In this interview, Joe Hunt explains the history of the “Billionaire Boys Club” name. BBC actually stood for “Bombay Bicycle Club,” but, to Joe’s embarrassment, was changed to Billionaire Boys Club in the media.

Transcript:
Well I’ve always been embarrassed by the name being in the media. I was a jerk in many ways in my early twenties, but I did not run around with a group of people called myself the Billionaire Boys Club or us the Billionaire Boys Club.

We had a company called BBC Consolidated North America and the initials were taken from something called the Bombay Bicycle Club which was a restaurant with some video games in Chicago, and when Dean and Dan would come out to Chicago, we would go to the Bombay Bicycle Club and I just hung out there. So in a bit of whimsy, we decided to name the first company BBC Consolidated North America.

Now I’ve heard transcripts of some interviews that Tom and David may have given to IPC productions before the 1987 mini series, and told IPC productions that we would sometimes jokingly or boastfully refer to ourselves as the Billionaire Boys Club, but I don’t recall that, I just don’t.

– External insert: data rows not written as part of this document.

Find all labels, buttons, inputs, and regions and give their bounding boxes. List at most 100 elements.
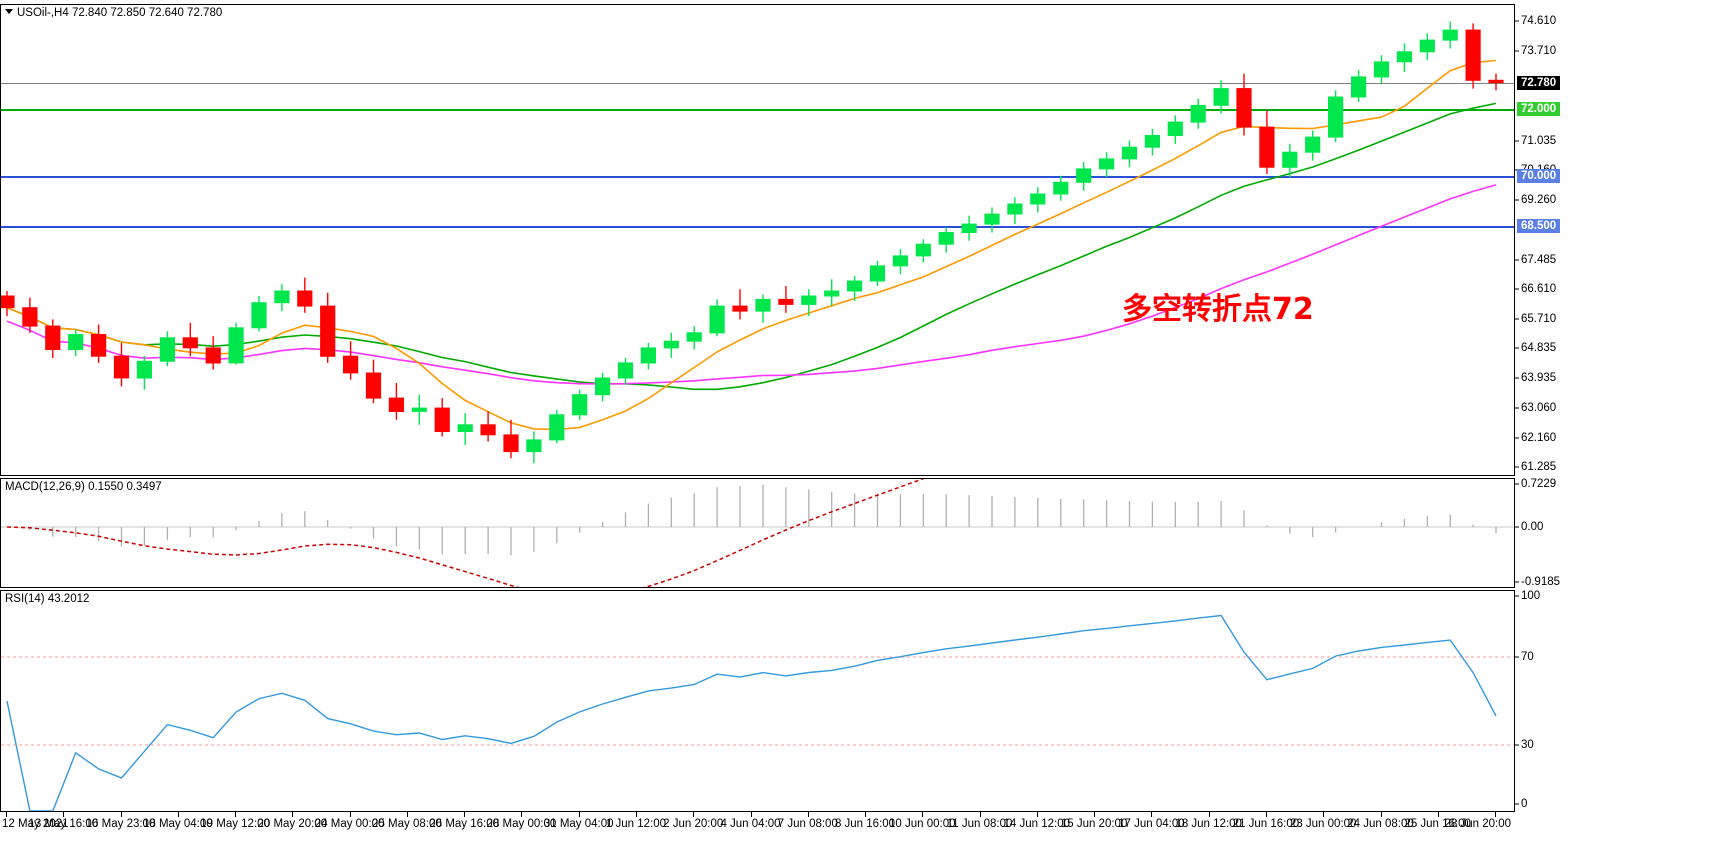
- chart-annotation-text: 多空转折点72: [1122, 292, 1314, 327]
- time-axis-label: 25 May 08:00: [372, 818, 442, 830]
- price-axis-label: 63.935: [1521, 372, 1557, 385]
- time-tick: [1380, 812, 1382, 817]
- time-tick: [636, 812, 637, 817]
- price-tick: [1515, 377, 1519, 379]
- price-axis-label: 74.610: [1521, 15, 1557, 28]
- price-tag-68-500[interactable]: 68.500: [1517, 218, 1561, 233]
- price-tick: [1515, 466, 1519, 468]
- time-axis-label: 7 Jun 08:00: [777, 818, 838, 830]
- time-axis-label: 1 Jun 12:00: [605, 818, 667, 830]
- time-tick: [750, 812, 752, 817]
- macd-tick: [1515, 483, 1519, 485]
- price-chart-panel[interactable]: USOil-,H4 72.840 72.850 72.640 72.780: [0, 4, 1515, 476]
- macd-plot-area[interactable]: [1, 479, 1514, 587]
- time-tick: [1437, 812, 1439, 817]
- collapse-caret-icon[interactable]: [5, 9, 13, 14]
- rsi-axis-label: 0: [1521, 798, 1528, 810]
- price-tick: [1515, 50, 1519, 52]
- price-tick: [1515, 437, 1519, 439]
- time-axis-label: 20 May 20:00: [257, 818, 328, 830]
- price-axis-label: 71.035: [1521, 134, 1557, 147]
- price-tick: [1515, 407, 1519, 409]
- price-axis-label: 67.485: [1521, 253, 1557, 266]
- price-axis-label: 73.710: [1521, 45, 1557, 58]
- time-tick: [1151, 812, 1153, 817]
- macd-axis-label: 0.7229: [1521, 477, 1557, 490]
- price-tag-70-000[interactable]: 70.000: [1517, 168, 1561, 183]
- rsi-axis-label: 100: [1521, 590, 1541, 602]
- time-axis-label: 18 May 04:00: [142, 818, 213, 830]
- price-tag-72-000[interactable]: 72.000: [1517, 101, 1561, 116]
- price-tick: [1515, 318, 1519, 320]
- time-axis-label: 8 Jun 16:00: [834, 818, 896, 830]
- rsi-plot-area[interactable]: [1, 591, 1514, 811]
- rsi-tick: [1515, 656, 1519, 658]
- time-axis-label: 24 May 00:00: [314, 818, 385, 830]
- time-tick: [292, 812, 294, 817]
- time-axis-label: 31 May 04:00: [543, 818, 614, 830]
- symbol-header[interactable]: USOil-,H4 72.840 72.850 72.640 72.780: [5, 7, 222, 20]
- time-tick: [521, 812, 523, 817]
- time-axis-label: 24 Jun 08:00: [1347, 818, 1414, 830]
- time-axis-label: 14 Jun 12:00: [1003, 818, 1071, 830]
- price-axis-label: 61.285: [1521, 461, 1557, 474]
- rsi-tick: [1515, 595, 1519, 597]
- time-tick: [1094, 812, 1096, 817]
- time-axis-label: 18 Jun 12:00: [1175, 818, 1242, 830]
- time-x-axis[interactable]: 12 May 2021 13 May 16:00 16 May 23:00 18 Ma…: [0, 812, 1513, 840]
- macd-y-axis[interactable]: 0.7229 0.00 -0.9185: [1514, 478, 1729, 588]
- price-tick: [1515, 140, 1519, 142]
- macd-panel[interactable]: MACD(12,26,9) 0.1550 0.3497: [0, 478, 1515, 588]
- time-axis-label: 12 May 2021: [2, 818, 69, 830]
- time-axis-label: 15 Jun 20:00: [1060, 818, 1128, 830]
- rsi-y-axis[interactable]: 100 70 30 0: [1514, 590, 1729, 812]
- price-tick: [1515, 199, 1519, 201]
- rsi-panel[interactable]: RSI(14) 43.2012: [0, 590, 1515, 812]
- macd-tick: [1515, 526, 1519, 528]
- time-axis-label: 2 Jun 20:00: [663, 818, 724, 830]
- time-axis-label: 19 May 12:00: [200, 818, 270, 830]
- time-axis-label: 16 May 23:00: [85, 818, 156, 830]
- time-axis-label: 21 Jun 16:00: [1232, 818, 1300, 830]
- time-tick: [1036, 812, 1038, 817]
- price-axis-label: 63.060: [1521, 401, 1557, 414]
- time-tick: [979, 812, 981, 817]
- time-tick: [1208, 812, 1210, 817]
- macd-axis-label: -0.9185: [1521, 576, 1561, 589]
- time-tick: [235, 812, 237, 817]
- time-axis-label: 17 Jun 04:00: [1118, 818, 1185, 830]
- time-tick: [1265, 812, 1267, 817]
- time-axis-label: 28 May 00:00: [486, 818, 557, 830]
- macd-header: MACD(12,26,9) 0.1550 0.3497: [5, 481, 162, 493]
- time-tick: [865, 812, 866, 817]
- symbol-header-text: USOil-,H4 72.840 72.850 72.640 72.780: [17, 7, 223, 19]
- price-plot-area[interactable]: [1, 5, 1514, 475]
- price-tick: [1515, 288, 1519, 290]
- time-axis-label: 11 Jun 08:00: [946, 818, 1013, 830]
- time-axis-label: 4 Jun 04:00: [720, 818, 781, 830]
- time-tick: [1495, 812, 1496, 817]
- rsi-header: RSI(14) 43.2012: [5, 593, 90, 605]
- price-axis-label: 66.610: [1521, 283, 1557, 295]
- time-tick: [1323, 812, 1325, 817]
- price-axis-label: 65.710: [1521, 313, 1557, 326]
- time-tick: [578, 812, 580, 817]
- time-axis-label: 13 May 16:00: [28, 818, 99, 830]
- price-axis-label: 64.835: [1521, 342, 1557, 355]
- price-level-line-68-500: [1, 225, 1514, 228]
- price-level-line-70-000: [1, 175, 1514, 178]
- price-tag-72-780[interactable]: 72.780: [1517, 75, 1561, 90]
- price-axis-label: 62.160: [1521, 431, 1557, 444]
- time-axis-label: 10 Jun 00:00: [889, 818, 956, 830]
- time-tick: [349, 812, 351, 817]
- price-y-axis[interactable]: 74.61073.71072.78072.00071.03570.16070.0…: [1514, 4, 1729, 476]
- price-tick: [1515, 259, 1519, 261]
- time-tick: [807, 812, 809, 817]
- rsi-tick: [1515, 803, 1519, 805]
- time-tick: [63, 812, 65, 817]
- time-tick: [693, 812, 695, 817]
- macd-axis-label: 0.00: [1521, 521, 1544, 533]
- time-axis-label: 25 Jun 16:00: [1404, 818, 1471, 830]
- time-tick: [922, 812, 924, 817]
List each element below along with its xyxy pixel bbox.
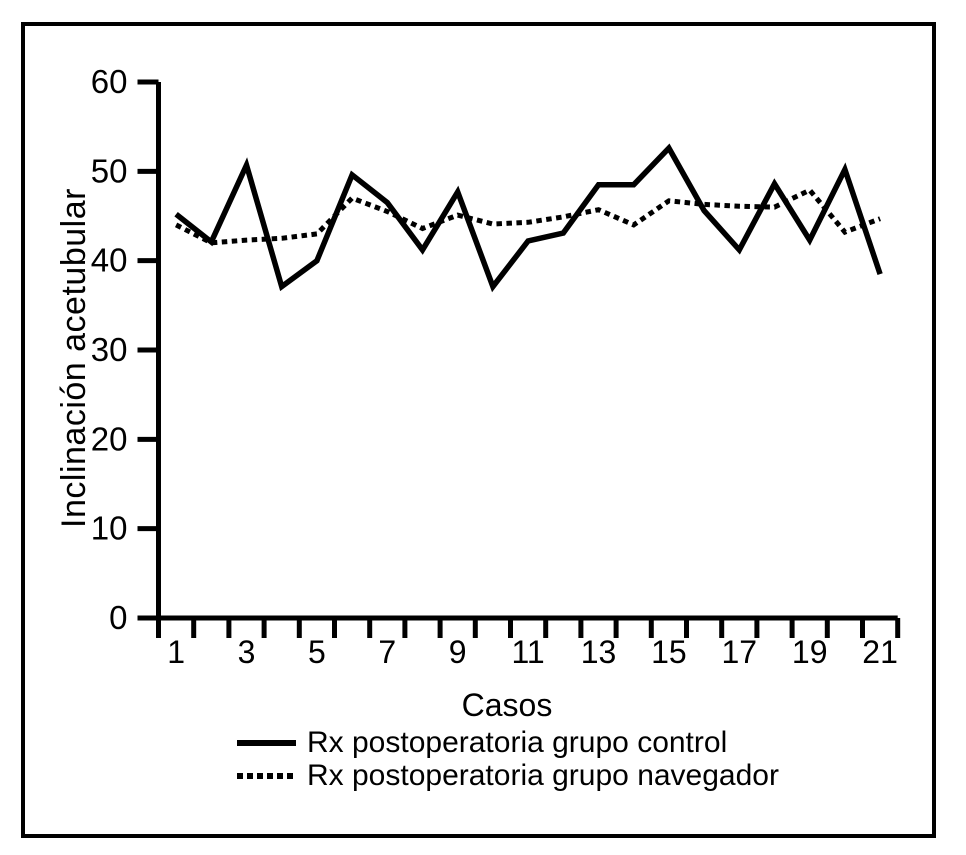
series-line-control: [174, 143, 883, 293]
legend-item-control: Rx postoperatoria grupo control: [237, 727, 779, 759]
x-tick-label: 3: [238, 634, 256, 670]
x-tick-label: 13: [581, 634, 617, 670]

I don’t have any connection with that name until seeing it in print with the media, and I wouldn’t have named us that, and I don’t like the name.

Certainly my own background is not from wealth and privilege. We grew up in Van Nuys, a block away from the Van Nuys Junior High, in a lower middle class area. And you know I remember there were a couple years when my dad was on food stamps. My family was on food stamps, so we were not from a family of riches and privilege.

Video: Joe Hunt describes all of the legitimate business activities of the BBC.

The name “Billionaire Boys Club” has become associated with scandal, but in this interview, Joe Hunt describes all of the legitimate business enterprises his organization — actually named BBC, which stood for the Bombay Bicycle Club — was pursuing.

Transcript:

We were organized to do legitimate business. Businesses at the outset of BBC ranged from a car company called West Cars of North America that were importing grey market automobiles from Europe so these were cars that were not up to EPA and American Department of Transportation or DOT spec.

We had a warehouse in Gardenia with a lift and a 2 gas analyzer. We had an employee named Frank Rabinsky who was our mechanic and it was our intent to import these cars from Europe and bring them into compliance and sell them. At the time there was a significant difference between what cars were selling for Europe and what luxury cars were selling for in the United States. It was an attempt to arbitrage that difference and secondly we have a company called Microgenesis of North America.

We hired a guy named Eugene Browning to build a sophisticated sort of rock pulverizer called a cyclotron and our goal was and we ultimately did. So some men go under contract with a group that was doing gold mining and wanted to use those same connections with them.

We also had Financial Futures Trading of North America which was a legitimate way to manage money for people by trading spreads in the interest rate futures market at the New York Mercantile Exchange and in the Chicago Mercantile exchange.